While reading Tell Me Everything, I thought often of a period early in Strout’s career when she had difficulty publishing. “I got fixated on the idea that there was something I was being untruthful about,” Strout has said, and she took a course at the New School that changed her life. It was not a writing workshop but a stand-up comedy class. “We laugh at things because they’re true.… So I thought, what would happen if I were in front of people in a pressure-cooker situation and I was supposed to make them laugh?
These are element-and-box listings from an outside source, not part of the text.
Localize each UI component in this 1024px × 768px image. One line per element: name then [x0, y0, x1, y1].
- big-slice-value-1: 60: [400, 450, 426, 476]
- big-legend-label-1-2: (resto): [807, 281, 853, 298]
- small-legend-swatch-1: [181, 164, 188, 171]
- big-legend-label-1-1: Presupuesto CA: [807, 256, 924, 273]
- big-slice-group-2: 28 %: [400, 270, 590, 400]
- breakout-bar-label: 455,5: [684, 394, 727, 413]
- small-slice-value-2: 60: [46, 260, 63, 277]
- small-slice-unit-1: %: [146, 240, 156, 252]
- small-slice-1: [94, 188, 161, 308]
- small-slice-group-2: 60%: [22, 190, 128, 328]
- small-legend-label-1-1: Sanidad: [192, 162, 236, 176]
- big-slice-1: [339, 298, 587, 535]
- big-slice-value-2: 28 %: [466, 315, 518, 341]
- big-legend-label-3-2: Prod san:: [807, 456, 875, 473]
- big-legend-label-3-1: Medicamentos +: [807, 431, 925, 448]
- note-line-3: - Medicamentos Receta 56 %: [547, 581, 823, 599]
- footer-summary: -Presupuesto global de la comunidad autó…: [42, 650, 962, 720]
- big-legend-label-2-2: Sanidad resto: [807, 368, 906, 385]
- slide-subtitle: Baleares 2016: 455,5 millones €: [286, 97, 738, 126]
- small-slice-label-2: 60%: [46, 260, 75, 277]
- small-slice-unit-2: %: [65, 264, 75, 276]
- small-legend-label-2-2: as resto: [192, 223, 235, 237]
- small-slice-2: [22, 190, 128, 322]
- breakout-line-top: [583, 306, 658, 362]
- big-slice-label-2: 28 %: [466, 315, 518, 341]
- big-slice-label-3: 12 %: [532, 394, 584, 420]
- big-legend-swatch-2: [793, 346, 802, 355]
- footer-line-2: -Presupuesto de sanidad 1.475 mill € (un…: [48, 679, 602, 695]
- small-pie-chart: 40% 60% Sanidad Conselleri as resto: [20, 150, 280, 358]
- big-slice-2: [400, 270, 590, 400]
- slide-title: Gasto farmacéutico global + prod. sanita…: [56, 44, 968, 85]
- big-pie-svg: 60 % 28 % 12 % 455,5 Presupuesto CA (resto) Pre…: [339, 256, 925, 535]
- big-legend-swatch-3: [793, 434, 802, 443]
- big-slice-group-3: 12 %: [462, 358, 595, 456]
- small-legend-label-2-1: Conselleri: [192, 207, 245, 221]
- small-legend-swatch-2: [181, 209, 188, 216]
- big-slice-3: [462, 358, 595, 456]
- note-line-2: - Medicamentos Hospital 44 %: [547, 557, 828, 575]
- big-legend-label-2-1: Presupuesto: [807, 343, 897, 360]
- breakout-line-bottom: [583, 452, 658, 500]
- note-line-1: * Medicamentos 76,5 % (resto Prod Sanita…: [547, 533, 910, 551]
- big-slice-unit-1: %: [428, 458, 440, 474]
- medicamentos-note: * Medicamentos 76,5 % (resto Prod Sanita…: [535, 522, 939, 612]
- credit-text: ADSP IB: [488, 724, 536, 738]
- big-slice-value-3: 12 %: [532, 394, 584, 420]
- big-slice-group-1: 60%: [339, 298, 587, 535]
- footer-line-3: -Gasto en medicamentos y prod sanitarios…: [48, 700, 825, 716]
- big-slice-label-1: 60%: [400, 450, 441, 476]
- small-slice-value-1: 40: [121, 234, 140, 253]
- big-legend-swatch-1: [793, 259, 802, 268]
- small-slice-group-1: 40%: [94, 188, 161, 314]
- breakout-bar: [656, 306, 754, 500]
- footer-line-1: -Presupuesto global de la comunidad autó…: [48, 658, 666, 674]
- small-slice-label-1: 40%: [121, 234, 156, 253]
What would come out of my mouth?” The final exam was a performance at a comedy club. Many students dropped out, but Strout stuck with it. She succeeded on the exam, making fun of herself as “an uptight white woman from New England,” and went on to publish Amy and Isabelle (1998)—the furthest thing from a comic novel and one richer in ambiguities than Tell Me Everything.
If Strout were to repeat her stand-up comedy class today, I wonder if she would dare to poke fun at anyone but herself. Would she worry that she’d been mocking her own characters, her own readers—punching down—if the audience laughed? More important, I wonder what she’d write next.